Now he would learn what kind of man he truly was. They all would.

He hoped the men would make Uncle James proud by their performance today. As the man who had raised and paid for the company, his reputation as much as theirs was on trial.

He should say something to the company, while there was still time.  Climbing up onto the stone fence behind which the company had formed up, Stewart drew his sword and faced his soldiers.  The nervous chatter stilled, and he was conscious of nearly a hundred faces staring at him.  "Boys," he said, fighting to keep his voice steady, "the Federals are heading this way. Colonel Jackson thinks they’re going to try to get around us."

"The Hell they will!" somebody shouted, and his companions hallooed their agreement.

"That’s the spirit I want you to show," Stewart said.  "Remember what you’ve been taught, boys, and hold your fire until I give the signal.

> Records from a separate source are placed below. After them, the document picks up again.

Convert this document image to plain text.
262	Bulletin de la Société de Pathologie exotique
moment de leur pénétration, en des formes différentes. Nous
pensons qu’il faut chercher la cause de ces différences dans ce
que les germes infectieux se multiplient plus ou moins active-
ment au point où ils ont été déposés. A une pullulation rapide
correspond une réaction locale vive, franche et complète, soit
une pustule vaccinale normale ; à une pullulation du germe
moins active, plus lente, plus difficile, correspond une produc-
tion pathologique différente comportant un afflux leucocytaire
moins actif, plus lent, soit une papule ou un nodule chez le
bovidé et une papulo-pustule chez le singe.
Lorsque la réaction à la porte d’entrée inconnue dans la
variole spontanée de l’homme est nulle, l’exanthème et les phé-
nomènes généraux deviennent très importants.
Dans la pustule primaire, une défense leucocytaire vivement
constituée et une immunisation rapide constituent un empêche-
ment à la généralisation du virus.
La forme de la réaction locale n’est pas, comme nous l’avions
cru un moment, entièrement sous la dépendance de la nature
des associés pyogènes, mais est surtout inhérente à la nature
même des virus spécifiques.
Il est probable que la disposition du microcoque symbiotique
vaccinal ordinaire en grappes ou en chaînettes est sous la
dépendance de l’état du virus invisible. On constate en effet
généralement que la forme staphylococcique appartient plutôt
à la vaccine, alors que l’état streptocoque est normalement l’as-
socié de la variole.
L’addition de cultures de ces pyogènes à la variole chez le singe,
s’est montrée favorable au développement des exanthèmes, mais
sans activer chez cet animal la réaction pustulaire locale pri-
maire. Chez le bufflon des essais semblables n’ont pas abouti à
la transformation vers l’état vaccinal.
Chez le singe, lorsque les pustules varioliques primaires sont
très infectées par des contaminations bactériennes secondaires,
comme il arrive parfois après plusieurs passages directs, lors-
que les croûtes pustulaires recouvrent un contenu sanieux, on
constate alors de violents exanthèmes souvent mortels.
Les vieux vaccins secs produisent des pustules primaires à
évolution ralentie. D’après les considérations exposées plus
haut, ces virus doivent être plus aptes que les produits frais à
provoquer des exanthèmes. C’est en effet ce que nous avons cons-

And whatever you do, hold fast.  We’re the end of the line, boys.  General Twiggs has put the fate of the army in Colonel Jackson’s hands, and the colonel has put it in our hands."

They still looked nervous.  Hell, thought Stewart, I’d be nervous after that pathetic imitation of a speech.  He thrust his sword high over his head, and shouted, "Let’s show those people what Virginia men are made of!"  Now he got the response he’d wanted, a shrill hurrah! and a shimmer of silver as four- score bayonet-tipped rifles thrust skyward in echo of his pantomime thrust.

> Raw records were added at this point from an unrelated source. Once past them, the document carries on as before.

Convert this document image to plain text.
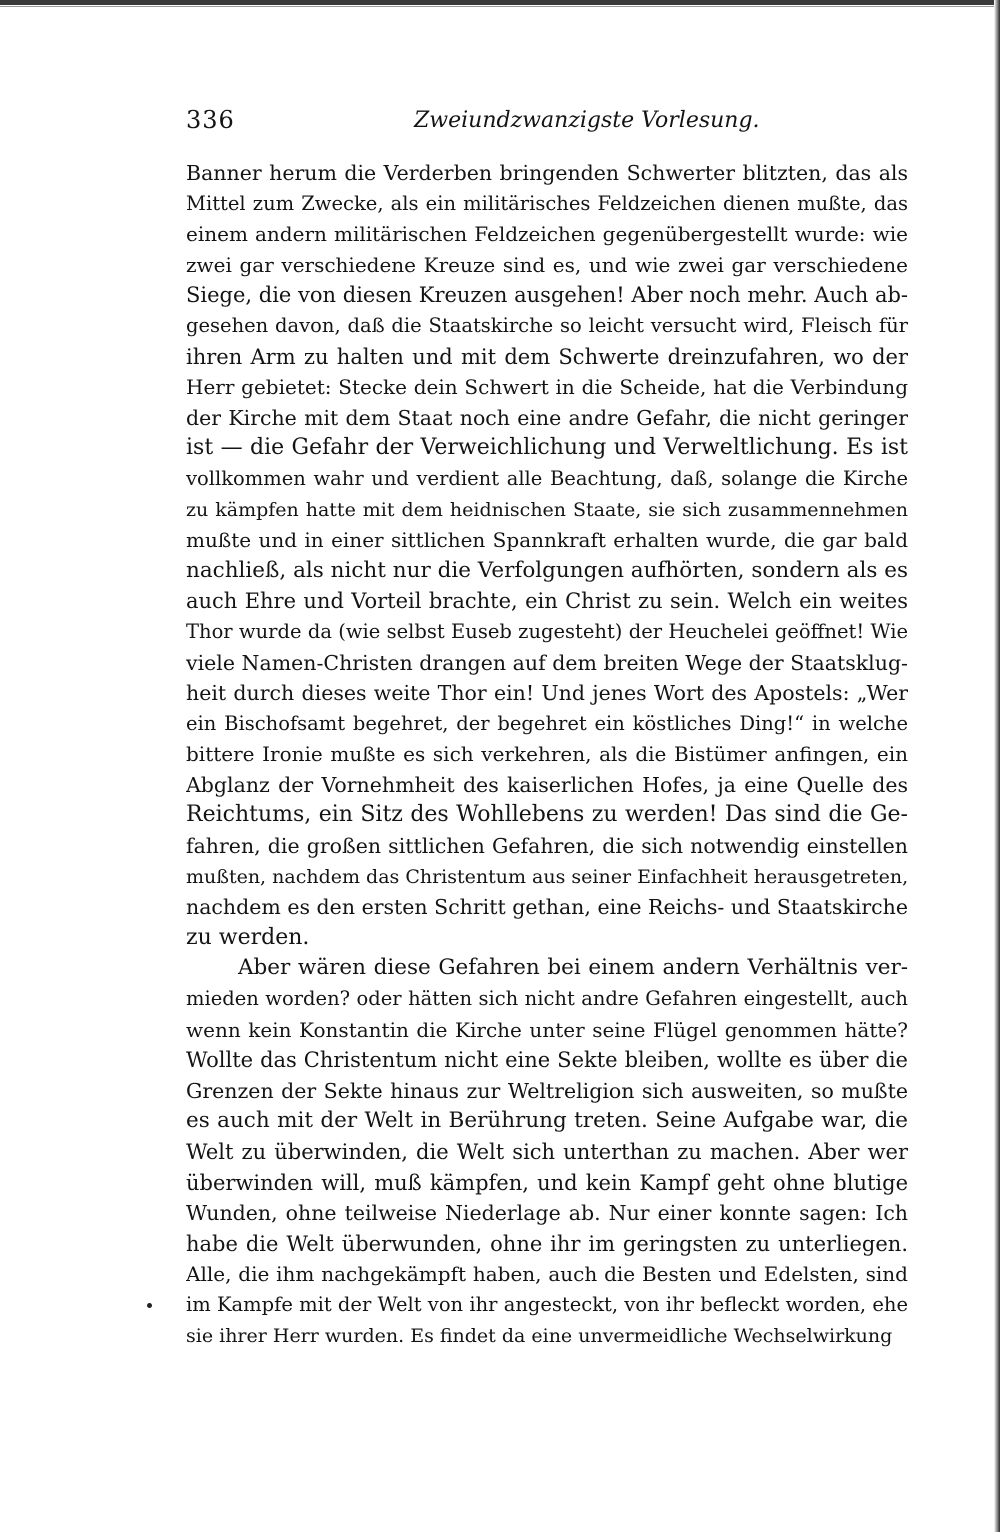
336	Zweiundzwanzigste Vorlesung.
Banner herum die Verderben bringenden Schwerter blitzten, das als
Mittel zum Zwecke, als ein militärisches Feldzeichen dienen mußte, das
einem andern militärischen Feldzeichen gegenübergestellt wurde: wie
zwei gar verschiedene Kreuze sind es, und wie zwei gar verschiedene
Siege, die von diesen Kreuzen ausgehen! Aber noch mehr. Auch ab-
gesehen davon, daß die Staatskirche so leicht versucht wird, Fleisch für
ihren Arm zu halten und mit dem Schwerte dreinzufahren, wo der
Herr gebietet: Stecke dein Schwert in die Scheide, hat die Verbindung
der Kirche mit dem Staat noch eine andre Gefahr, die nicht geringer
ist — die Gefahr der Verweichlichung und Verweltlichung. Es ist
vollkommen wahr und verdient alle Beachtung, daß, solange die Kirche
zu kämpfen hatte mit dem heidnischen Staate, sie sich zusammennehmen
mußte und in einer sittlichen Spannkraft erhalten wurde, die gar bald
nachließ, als nicht nur die Verfolgungen aufhörten, sondern als es
auch Ehre und Vorteil brachte, ein Christ zu sein. Welch ein weites
Thor wurde da (wie selbst Euseb zugesteht) der Heuchelei geöffnet! Wie
viele Namen-Christen drangen auf dem breiten Wege der Staatsklug-
heit durch dieses weite Thor ein! Und jenes Wort des Apostels: „Wer
ein Bischofsamt begehret, der begehret ein köstliches Ding!“ in welche
bittere Ironie mußte es sich verkehren, als die Bistümer anfingen, ein
Abglanz der Vornehmheit des kaiserlichen Hofes, ja eine Quelle des
Reichtums, ein Sitz des Wohllebens zu werden! Das sind die Ge-
fahren, die großen sittlichen Gefahren, die sich notwendig einstellen
mußten, nachdem das Christentum aus seiner Einfachheit herausgetreten,
nachdem es den ersten Schritt gethan, eine Reichs- und Staatskirche
zu werden.
Aber wären diese Gefahren bei einem andern Verhältnis ver-
mieden worden? oder hätten sich nicht andre Gefahren eingestellt, auch
wenn kein Konstantin die Kirche unter seine Flügel genommen hätte?
Wollte das Christentum nicht eine Sekte bleiben, wollte es über die
Grenzen der Sekte hinaus zur Weltreligion sich ausweiten, so mußte
es auch mit der Welt in Berührung treten. Seine Aufgabe war, die
Welt zu überwinden, die Welt sich unterthan zu machen. Aber wer
überwinden will, muß kämpfen, und kein Kampf geht ohne blutige
Wunden, ohne teilweise Niederlage ab. Nur einer konnte sagen: Ich
habe die Welt überwunden, ohne ihr im geringsten zu unterliegen.
Alle, die ihm nachgekämpft haben, auch die Besten und Edelsten, sind
im Kampfe mit der Welt von ihr angesteckt, von ihr befleckt worden, ehe
sie ihrer Herr wurden. Es findet da eine unvermeidliche Wechselwirkung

Someone shouted, "There they are!"  Stewart turned his head to look, suddenly aware of a tightness in the chest that choked his breath worse than any dust.

From the edge of the woods, a dozen or so Federals had emerged from behind a stone wall that ran on a rough diagonal across the regiment's front.  They were, he guessed, about two hundred yards away—how had they got so close without being spotted sooner?—and were firing into the cornfield, at the men Jackson had placed there as a skirmish line. As Stewart watched, the bluecoats ran into the field.  Fascinated, he stared as the ragged blue line met its white counterpart with a startling clatter of musketry.  More Federal troops appeared at the woods’ edge and began to form up in front of the wall, though these did not advance.  After a moment’s resistance—they should have held longer, Stewart thought—the white-coated skirmishers began drifting back toward the Virginia line.  The Federal skirmishers moved forward, firing sporadically, until the closest of them were less than 100 yards away. A ball smacked into the fence not far from where he stood.